HSBC is also recruiting for a chief controls officer in the Asia-Pacific to act as the “first line of defence” for its global markets business in the region.
In a report released in October, consultancy Quinlan & Associates estimated that employee misconduct has cost investment banks $850bn since the 2008 financial crisis, thanks to “widespread unethical behaviour” in the industry.
Large investment banks created the chief controls officer role around 10 years ago, and the position has become increasingly important. It deals with operational and conduct risk across the investment bank, and often involves creating guidelines for behaviour among the firm’s employees.

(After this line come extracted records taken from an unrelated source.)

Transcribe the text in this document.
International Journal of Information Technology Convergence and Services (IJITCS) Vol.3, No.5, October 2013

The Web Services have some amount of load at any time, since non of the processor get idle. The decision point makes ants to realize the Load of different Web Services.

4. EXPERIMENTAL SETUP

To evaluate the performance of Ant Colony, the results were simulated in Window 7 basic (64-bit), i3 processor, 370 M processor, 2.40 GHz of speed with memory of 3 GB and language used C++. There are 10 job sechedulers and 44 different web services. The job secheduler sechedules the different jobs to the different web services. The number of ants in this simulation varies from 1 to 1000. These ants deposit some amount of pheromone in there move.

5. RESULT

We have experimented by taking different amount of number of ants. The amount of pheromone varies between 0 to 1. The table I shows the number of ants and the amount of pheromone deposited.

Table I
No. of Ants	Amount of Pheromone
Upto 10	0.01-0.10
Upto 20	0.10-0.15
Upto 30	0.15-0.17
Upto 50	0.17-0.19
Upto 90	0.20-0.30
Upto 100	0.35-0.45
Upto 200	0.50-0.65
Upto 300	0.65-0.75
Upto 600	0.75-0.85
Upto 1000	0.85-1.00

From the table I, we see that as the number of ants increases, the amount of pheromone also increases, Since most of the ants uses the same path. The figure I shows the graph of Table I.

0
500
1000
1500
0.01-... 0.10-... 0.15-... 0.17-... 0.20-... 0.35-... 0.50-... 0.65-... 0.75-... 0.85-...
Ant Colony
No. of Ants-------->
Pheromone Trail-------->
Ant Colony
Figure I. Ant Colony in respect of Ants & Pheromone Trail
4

One former investment banking COO, who now runs a consultancy, tells us that investment banks are increasingly training their supervisory staff to look beyond PnL when assessing the behaviour of their markets employees. Investment banks are increasingly turning to technology solutions to look for potential collusion or bad behaviour on the trading floor. But employee misconduct goes beyond high profile cases of rogue trading or rate fixing and often involves tackling more mundane day to day concerns.
The consultant gives an example of a trader who was reprimanded for smoking in a non-smoking part of the office, and was abrasive to the person when called him up on it. His behaviour was overlooked, however, because the individual was a top performer.
“It’s amazing that you need a code of conduct for fully grown adults,” says the consultant. “But banking culture change still has a long way to go.”
Quinlan's report also said that banks still have yet to really fix their culture: “Cultures cannot be regulated into existence: a bank’s cultural identify must be created from within and reflect its individual DNA,” said the report. “And we believe it is here that many organisations still have much to do.”